Dinge, so oder so

 

Die Dinge der Woche (01. März 2009)
 

   Wir melden uns heute aus der Fastenklinik Labora et Labora im südlichen Allgäu, in der sich die Elite des Landes hinter dicken Mauern mit rechtsdrehenden Heilwässern, ganz altem Brot aus einer Biomühle und frisch geraspeltem Eichenlaub halb zu Tode läutert. Die Insassen tragen eine Kutte aus rohem Rupfen und sind gehalten, nicht zu sprechen oder Börsenkurse anzuschauen.

   Unterbrochen wird die Kontemplation nur bei der nachmittäglichen Selbstgeisselung un der gemeinsamen Stuhlgang-Lese zur frühen Abendstunde, bei der der Chef-Gastroenterologe des Hauses die Ausscheidungen der Faster bewertet und Punkte verteilt. Für vier Punkte gibt es einen alten Bio-Apfel, der im Rahmen einer therapeutischen Übung (siehe Bild) gegessen werden muss. Dazu wird hinterher ein halber Löffel Selleriesud gereicht. Für jeden. Unsere Redaktion "Genuss und Reue" ist neugierig geworden und hat einen unerschrockenen Kollegen zum Selbstversuch ins Allgäu geschickt. Hier sein Bericht:



   Die ersten drei Tage verlaufen relativ ruhig. Die Patienten wandeln schweigend und leicht bis mässig flatulierend durch den Park. In den anschliessenden Therapiestunden malen sie Bilder von sehr fetten Menschen, die von einer Armee Cheesburger auf Beinen und marodierenden Mayo-Flaschen mit Kalaschnikows verfolgt werden. Banker V. wird von der Fastenleitung ermahnt, weil er sich gleich zweimal von der netten Fräulein Olga einen Bergkräutersud-Einlauf machen lassen will. Eine gerechte Rüge, weil sich V. so ein paar Stuhlgang-Punkte erschleichen will.

   Am Tag vier wird die Stimmung langsam gereizt. Die Ersten wählen statt der Selbstgeisselung das Alternativprogramm und schauen ohne Pause drei Stunden "Das perfekte Promidinner" an.

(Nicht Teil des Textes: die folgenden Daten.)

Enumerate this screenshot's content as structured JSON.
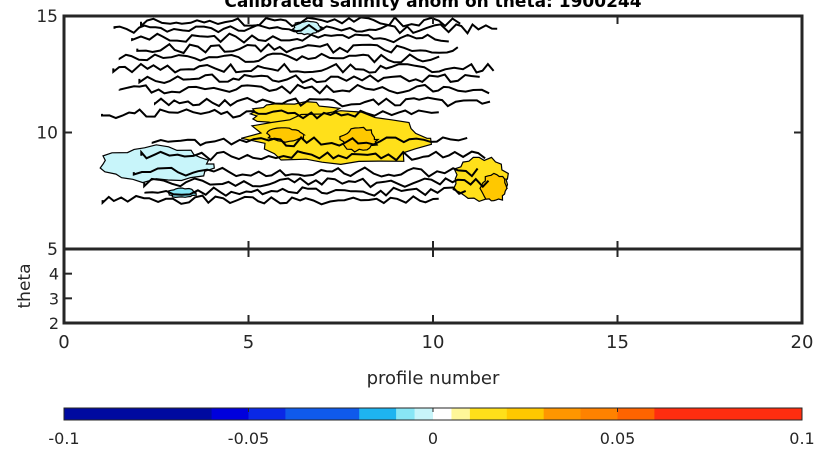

Abends muss Wernfratz-Isidor G., ein hysterischer Politiker aus dem Bayerischen, mit Stahltauen ins Bett gefesselt werden, weiler sich bei der Stuhlgang-Lese um eine Punkt beraubt sah. "Was soll der ganze Scheiss", brüllt G. immer wieder, was gegen das Schweigegebot verstösst. Auch der Gewinner des Tages, ein feister Investmentbanker, muss den Apfel wieder rausrücken, weil er ihn als mündelsichere Anlage an einen Finanzstaatssekretär verhökern wollte.

   Am nächsten Morgen entreisst ein Patient aus dem dritten Stock der Putzfrau die Handtasche und klaut ihre Leberkässemmel. Der Mann wird nach kurzer Flucht von Fräulein Olga mit einem wuchtigen Leberhaken niedergestreckt, muss zur Strafe vier Liter Wasser trinken und darf am Abend nicht mit zum Kurs "Die Möhre - Quell aller Kraft". Am sechsten Tag mehren sich die Übergriffe,. einige Insassen fliehen vom Dach der Klinik in ihren Privathelikoptern. Oberkellner Luis wird beim Servieren des geraspelten Eichenlaubs mehrfach gebissen, der Gastroenterologe von einem aufgebrachten Mittelständler mit dessen Tageslosung beworfen.

   Am siebten Tag erklärt die Klinikleitung das Fatsen für beendet. Es gibt Kesselfleisch mit Bauchspeck, Blutwurst mit Schmand im Reisrand, Kernseife, fette Schnecken, Lebertran an frischen Erdbeeren und eimerweise frisches Starkbier. Am Ausgang reservieren die Patienten für 2010.

   Der Spitzenkandidat einer Volkspartei, der am zweiten Tag plötzlich verschwunden ist, wird nach der Schneeschmelze erfroren im Park aufgefunden - er hatte versucht, sich mit einem Kaffeelöffel unter der Mauer durchzugraben. In der Tasche seiner Rupfen-Kutte fanden sich Spuren von gefrorenen Selleriesud und ein funktionsfähiges Handy.